O'Daly is commemorated in the 77 Women commemoration quilt created by The Yarn Project in honour of the women arrested and held in Richmond Barracks after the Rising.

== War of Independence ==
During the War of Independence O'Daly served as a judge in the Republican Courts in the Fairview / Ballybough District. The courts were often raided by the authorities and its members arrested. Despite raids on her home, O'Daly ran a safe house. She sheltered Joe Leonard, who was involved in the assassinations of 14 British agents on 21 November 1920, which became known as Bloody Sunday. Her brother-in-law Paddy O'Daly was also a member of the assassination 'Squad' under Michael Collins. She was described by the Black and Tans as "a dangerous woman".

== Later life ==
O'Daly was not involved in the Irish Civil War. After the foundation of the Irish Free State, she worked as a secretary to the Dáil Courts winding up committee. She joined the Irish Women Workers Union (IWWU) where she worked for the rights of women workers.

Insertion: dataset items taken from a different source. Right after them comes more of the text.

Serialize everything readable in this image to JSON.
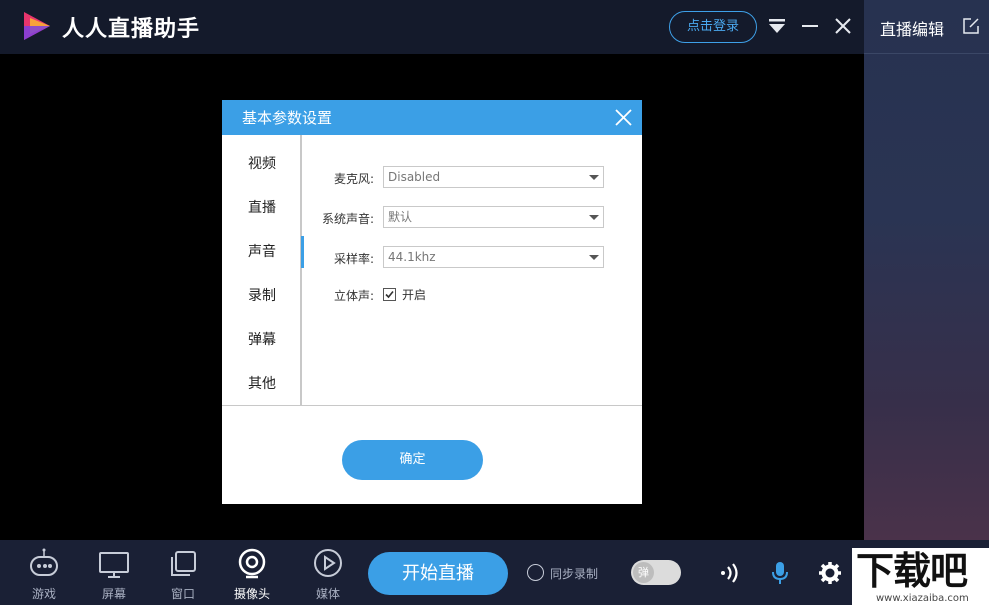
{
  "app": {
    "title": "人人直播助手"
  },
  "header": {
    "login_label": "点击登录"
  },
  "right_panel": {
    "title": "直播编辑"
  },
  "dialog": {
    "title": "基本参数设置",
    "nav": [
      "视频",
      "直播",
      "声音",
      "录制",
      "弹幕",
      "其他"
    ],
    "active_nav": "声音",
    "fields": {
      "mic_label": "麦克风:",
      "mic_value": "Disabled",
      "system_label": "系统声音:",
      "system_value": "默认",
      "rate_label": "采样率:",
      "rate_value": "44.1khz",
      "stereo_label": "立体声:",
      "stereo_option": "开启",
      "stereo_checked": true
    },
    "confirm_label": "确定"
  },
  "bottombar": {
    "tools": [
      "游戏",
      "屏幕",
      "窗口",
      "摄像头",
      "媒体"
    ],
    "start_label": "开始直播",
    "sync_label": "同步录制",
    "toggle_label": "弹"
  },
  "watermark": {
    "text": "下载吧",
    "url": "www.xiazaiba.com"
  },
  "colors": {
    "accent": "#3b9fe6",
    "titlebar": "#141a2b",
    "bottombar": "#1a2035"
  }
}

She had a lifelong interest in Irish literature and wrote poetry and prose, including her memoir of the Rising. In 1926, she published 'The Women of Easter Week; Cumann na mBan in Stephen's Green and in the College of Surgeons' in An tÓglach, the magazine of the Irish Free State army.

She died aged 59 years on 10 May 1943 at her home 'Clooncoora' in the Jobstown area of southern County Dublin.